Not bad for a horse that twice couldn’t find a buyer and who began his career in state-restricted races, not breaking his maiden until his fifth start.
Posse was standing in New York at Rockridge Stud when he sired Mind Your Biscuits, and, as the son of a New York stallion out of a New York-based mare, he’s become something of a symbol of the development of the state’s breeding program since the infusion of funds from the Genting Resorts World New York Casino at Aqueduct that opened in 2011.
Among the perennial leading earners for New York-based stallions, Posse was sold in 2016 and moved to Uruguay, where he now stands. Rockridge owner-manager Lere Visagie had tried to bring Posse back to New York to stand for the Northern Hemisphere breeding season but couldn’t come to terms with Haras Rapetti, which now owns the 18-year-old stallion.
“It’s a huge loss that Posse’s in South America,” said Jumping Jack Racing’s Susan Baccari. “He’s a racehorse sire.”
“He’s a nice stallion and I’m sorry they gave up on him,” agreed Summers. “I was at Rockridge the other day, and Lere mentioned the number of people that want to breed to Posse because of Mind Your Biscuits.”
“Like Mind Your Biscuits,” Summers continued, “Posse didn’t have the flashiest pedigree or sales results — he’s just a blue-collar horse that shows up to work.”
“Blue-collar” may not be the first description that comes to mind when looking at Mind Your Biscuit’s past performances. Well-traveled, he’s run at nine different tracks, including some of this country’s premier courses, and has made two trips to Dubai.
Nor was there much that proclaimed “blue collar” about his stunning win in this year’s G1 Dubai Golden Shaheen sponsored by Gulf News.
Though obviously not an outsider based on his race record — which included a win in the race the year before — Mind Your Biscuits and jockey Joel Rosario had lagged far back in last place through most of the 1200-meter (six-furlong) race, not even visible on the screen. As the field hit the 200-meter mark, Mind Your Biscuits suddenly appeared, flying down the middle of the track, passing the leaders to snatch an astonishing win (see video below).
“It looked impossible,” Summers admitted. “But, once he gets outside in the clear and Joel drops his hands, he can do what he loves to do. That acceleration he has — it’s the way he’s always been.”

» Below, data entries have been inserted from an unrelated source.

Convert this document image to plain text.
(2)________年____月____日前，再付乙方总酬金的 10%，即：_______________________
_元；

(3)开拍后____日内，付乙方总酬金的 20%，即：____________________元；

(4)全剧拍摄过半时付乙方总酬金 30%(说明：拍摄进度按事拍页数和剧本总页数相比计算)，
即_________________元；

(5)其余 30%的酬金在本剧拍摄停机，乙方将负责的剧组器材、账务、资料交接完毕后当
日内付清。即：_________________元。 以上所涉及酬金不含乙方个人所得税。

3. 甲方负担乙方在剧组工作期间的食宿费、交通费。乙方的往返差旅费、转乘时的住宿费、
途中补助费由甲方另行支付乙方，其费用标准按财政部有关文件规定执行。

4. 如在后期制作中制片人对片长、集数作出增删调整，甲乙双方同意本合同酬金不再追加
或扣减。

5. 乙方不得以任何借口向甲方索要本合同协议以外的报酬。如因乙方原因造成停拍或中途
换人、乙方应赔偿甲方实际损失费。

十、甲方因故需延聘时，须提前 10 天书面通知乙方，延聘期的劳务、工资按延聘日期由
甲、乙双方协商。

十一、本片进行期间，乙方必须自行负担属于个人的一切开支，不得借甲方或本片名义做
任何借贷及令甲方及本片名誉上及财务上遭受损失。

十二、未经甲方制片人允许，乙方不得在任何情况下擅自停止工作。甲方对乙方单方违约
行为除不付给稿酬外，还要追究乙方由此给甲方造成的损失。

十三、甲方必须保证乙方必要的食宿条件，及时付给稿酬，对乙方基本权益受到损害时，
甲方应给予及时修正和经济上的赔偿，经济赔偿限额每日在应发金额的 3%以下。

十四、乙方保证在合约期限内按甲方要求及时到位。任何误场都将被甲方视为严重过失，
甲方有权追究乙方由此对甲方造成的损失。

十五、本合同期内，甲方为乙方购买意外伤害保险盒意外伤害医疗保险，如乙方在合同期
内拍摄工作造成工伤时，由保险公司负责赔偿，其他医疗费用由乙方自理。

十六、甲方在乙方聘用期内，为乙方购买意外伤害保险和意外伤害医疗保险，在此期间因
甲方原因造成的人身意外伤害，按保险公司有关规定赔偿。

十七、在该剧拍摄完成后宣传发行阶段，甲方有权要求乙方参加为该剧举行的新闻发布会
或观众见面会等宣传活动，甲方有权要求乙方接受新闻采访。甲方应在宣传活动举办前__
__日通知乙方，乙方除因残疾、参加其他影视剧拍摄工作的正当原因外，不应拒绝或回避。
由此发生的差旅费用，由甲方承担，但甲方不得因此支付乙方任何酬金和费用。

A little more than a week later, his connections accepted the trophy for New York-bred Horse of the Year for the second straight year.
The horse’s ownership group has shifted throughout the last several years, with various partners buying in and being bought out. Among his owners now are Sol Kumin, who has purchased interests in a number of high-profile horses and campaigned champion Lady Eli with partner Jay Hanley, and Michael Kisber, who has also been involved in a number of partnerships, including one for G1 winner Watsdachances.
Those connections now anticipate Mind Your Biscuits will appear in the G1 Met Mile at Belmont Park in June, on the Belmont Stakes undercard. Summers wants to prove that his horse is more than a sprinter, and he’d like to return to the Breeders’ Cup in November and the G1 Cigar Mile at Aqueduct later that month, a race in which he finished second last year.
Summers has talked with farms in New York and beyond about where Mind Your Biscuits might stand as a stallion. While he’d love to stand the horse in New York — “I’d love to see him take Posse’s place,” he said — he so far hasn’t made any commitments.
“I hope all New Yorkers are proud of him,” he said. “We take a lot of pride in knowing that he’s a New York-bred that competes in open races, that competes in Grade 1 and Group 1 races.”
“We like sharing him with people, too,” he continued. “He’s got so many fans and he loves people — he loves people coming back to the barn, and we love sharing him. We look forward to doing that for the rest of the year.”